Published: 10:00 GMT Standard Time - Thursday 22 December 2011
Pastor Nadarkhani remains in jail as final verdict is delayed
Country/Region: Iran, Middle East and North Africa
Recent reports in the Christian media have drawn attention to the highly unorthodox views held by Youcef Nadarkhani, the pastor on death row in Iran.
Barnabas Aid is aware that Pastor Nadarkhani’s faith is not orthodox Christianity, and in our own reports we have tried to say only that he is a pastor (not a Christian), that he has left Islam and that he is under the threat of a death sentence. We do not endorse his unorthodox theology in any way.
However, we do maintain that there should be freedom of conscience for people of every religion, that all should be free to choose or change their religion (including to convert from Islam), and that no one should suffer for their faith in the way that Nadarkhani has done. We believe it is right to tell his story in order to highlight these crucial issues, which affect many converts to orthodox Christianity in Iran and elsewhere, as well as others who have chosen to leave Islam.
The final decision in the case of Iranian pastor Youcef Nadarkhani, who was sentenced to death last year for apostasy from Islam, has been delayed.
Pastor Youcef Nadarkhani
The court that is reconsidering the verdict referred the case to the country’s Supreme Leader, Ayatollah Ali Hosseini Khamenei, in October. A final decision was expected by mid-December, but as the deadline loomed, the head of the Iranian Judiciary, Ayatollah Sadegh Larijani, intervened and ordered a delay.
Sources close to the case have suggested that it could be as long as a year before a verdict is issued. Pastor Nadarkhani, a married father of two, remains behind bars.
The American Center for Law and Justice (ACLJ), which has been heavily involved in the case, said that the delay appears to be an attempt to buy the Supreme Leader more time to make a decision that could set a precedent.
Other commentators have suggested that the Iranian authorities are hoping that the international community and human rights groups, who have been campaigning for Nadarkhani’s release, will forget about the case.

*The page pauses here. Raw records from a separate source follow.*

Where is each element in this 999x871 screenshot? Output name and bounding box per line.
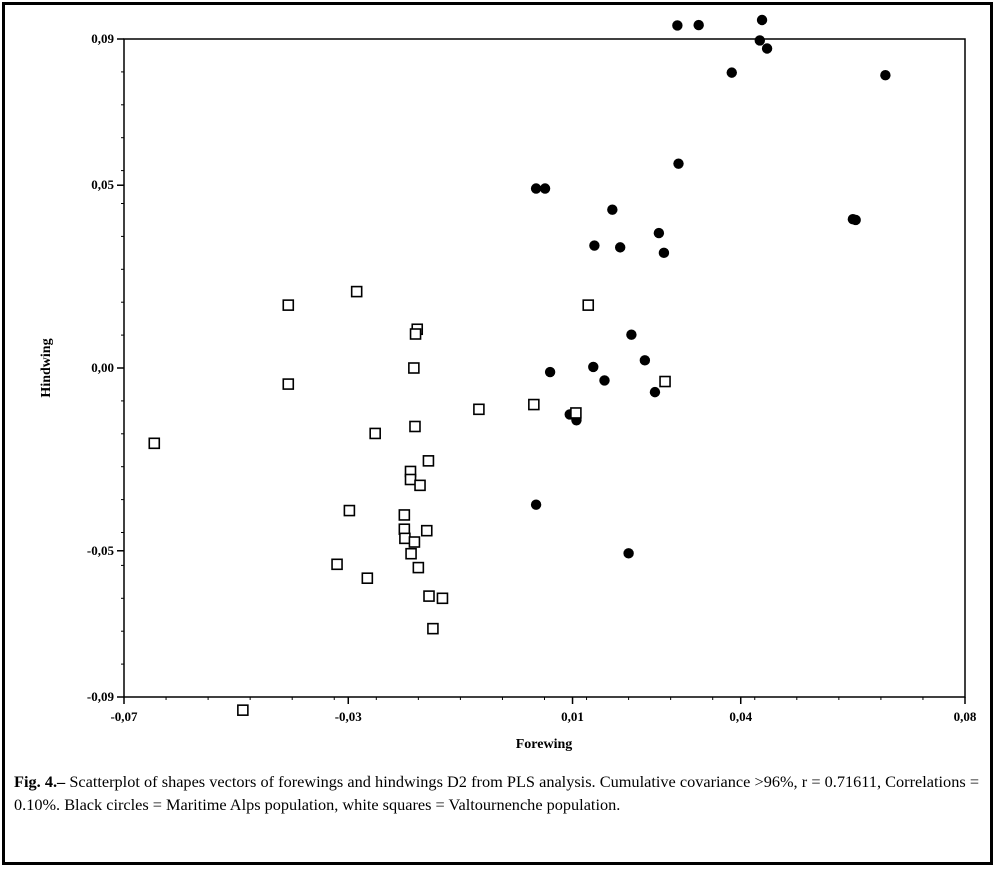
y-axis-title: Hindwing xyxy=(39,338,54,397)
square-point xyxy=(582,299,595,311)
figure-caption: Fig. 4.– Scatterplot of shapes vectors o… xyxy=(14,770,979,816)
square-point xyxy=(423,590,435,602)
y-tick-label: -0,05 xyxy=(87,543,115,558)
circle-point xyxy=(726,67,737,78)
circle-point xyxy=(607,204,618,215)
square-point xyxy=(237,704,249,716)
square-point xyxy=(436,592,449,605)
y-tick-label: 0,05 xyxy=(91,177,114,192)
square-point xyxy=(282,299,295,311)
x-tick-label: -0,03 xyxy=(335,709,363,724)
circle-point xyxy=(880,69,891,81)
scatterplot: -0,07 -0,03 0,01 0,04 0,08 -0,09 -0,05 0,00 0,0… xyxy=(39,14,977,752)
caption-label: Fig. 4.– xyxy=(14,772,66,791)
circle-point xyxy=(672,20,683,31)
square-point xyxy=(404,473,417,486)
y-tick-label: 0,00 xyxy=(91,360,114,375)
circle-point xyxy=(626,329,637,340)
y-tick-label: -0,09 xyxy=(87,689,115,704)
circle-point xyxy=(673,158,684,169)
x-tick-label: 0,01 xyxy=(561,709,584,724)
circle-point xyxy=(589,240,600,251)
y-axis: -0,09 -0,05 0,00 0,05 0,09 xyxy=(87,31,124,704)
circle-point xyxy=(614,242,626,253)
square-point xyxy=(528,398,540,411)
square-point xyxy=(409,328,422,340)
square-point xyxy=(343,504,356,517)
circle-point xyxy=(649,386,661,398)
x-axis: -0,07 -0,03 0,01 0,04 0,08 xyxy=(110,697,977,724)
square-point xyxy=(473,403,485,416)
square-point xyxy=(399,532,411,545)
circle-point xyxy=(599,375,610,386)
square-point xyxy=(361,572,374,584)
circle-point xyxy=(754,35,765,46)
square-point xyxy=(408,536,421,548)
circle-point xyxy=(639,355,651,366)
data-points xyxy=(148,14,891,716)
square-point xyxy=(422,455,435,467)
circle-point xyxy=(850,214,861,226)
y-tick-label: 0,09 xyxy=(91,31,114,46)
plot-area xyxy=(123,38,966,698)
square-point xyxy=(408,362,420,374)
circle-point xyxy=(530,499,542,510)
square-point xyxy=(420,524,433,537)
square-point xyxy=(148,437,161,450)
x-tick-label: 0,08 xyxy=(954,709,977,724)
circle-point xyxy=(653,227,665,239)
square-point xyxy=(405,547,417,560)
square-point xyxy=(412,561,425,574)
x-tick-label: -0,07 xyxy=(110,709,138,724)
circle-point xyxy=(756,14,768,26)
caption-text: Scatterplot of shapes vectors of forewin… xyxy=(14,772,979,814)
circle-point xyxy=(588,361,599,373)
square-point xyxy=(427,622,439,635)
circle-point xyxy=(530,183,542,194)
circle-point xyxy=(539,183,551,194)
square-point xyxy=(350,285,363,298)
square-point xyxy=(409,420,421,433)
square-point xyxy=(398,509,411,521)
square-point xyxy=(414,479,426,492)
x-tick-label: 0,04 xyxy=(729,709,752,724)
circle-point xyxy=(761,43,773,54)
square-point xyxy=(369,427,381,440)
circle-point xyxy=(658,247,670,259)
circle-point xyxy=(693,19,704,31)
square-point xyxy=(659,375,671,388)
square-point xyxy=(282,378,295,390)
square-point xyxy=(570,407,582,419)
circle-point xyxy=(623,548,634,559)
square-point xyxy=(331,558,343,571)
x-axis-title: Forewing xyxy=(516,737,573,752)
circle-point xyxy=(544,366,556,378)
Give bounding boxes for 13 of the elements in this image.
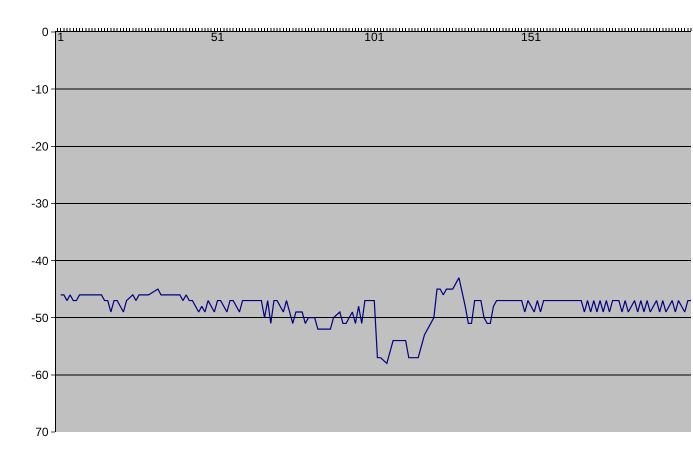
x-tick-label: 151 [521, 30, 542, 44]
y-tick-label: -40 [31, 254, 49, 268]
y-tick-label: -60 [31, 368, 49, 382]
y-tick-label: -10 [31, 82, 49, 96]
y-tick-label: 0 [42, 25, 49, 40]
y-tick-label: 70 [35, 425, 49, 440]
line-series [60, 277, 691, 364]
x-tick-label: 51 [210, 30, 224, 44]
x-tick-label: 101 [364, 30, 385, 44]
x-tick-label: 1 [57, 30, 64, 44]
y-tick-label: -20 [31, 139, 49, 154]
y-tick-label: -50 [31, 310, 49, 325]
y-tick-label: -30 [31, 196, 49, 211]
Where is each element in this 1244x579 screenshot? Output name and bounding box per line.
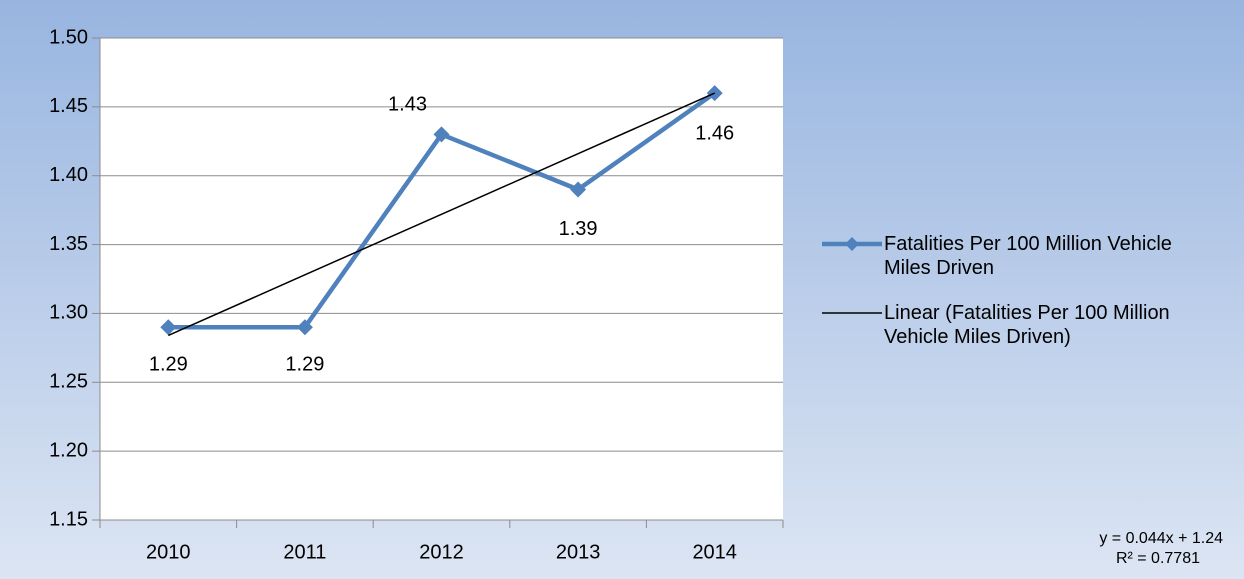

Iran has come under mounting international pressure over the matter. Following the signing of a petition by 200,000 Americans, US Secretary of State Hillary Clinton called on Iran to release “all prisoners of conscience immediately and unconditionally, including Pastor Youcef Nadarkhani”.
Officials have been apparently trying to convince the church leader to convert to Islam. It is thought that further pressure will be applied during his extended detention in an attempt to persuade him to recant his faith.
Pastor Nadarkhani was formally sentenced to death for apostasy in November 2010. At an appeal hearing in September this year, he repeatedly refused to renounce his faith in order to secure an annulment of the charge of apostasy and lifting of the death sentence.
The case has centred on the issue of whether or not Pastor Nadarkhani had been a practising Muslim after the age of accountability, 15, and before he converted aged 19. He contends that he has never been a Muslim by choice, conviction, belief or consistent practice, so he should not therefore be regarded as an apostate.
Although the court agreed that Pastor Nadarkhani had not practised Islam as an adult, it nevertheless upheld the charge of apostasy because he has Muslim ancestry. He was born to Muslim parents and is thus considered a Muslim in Islamic tradition.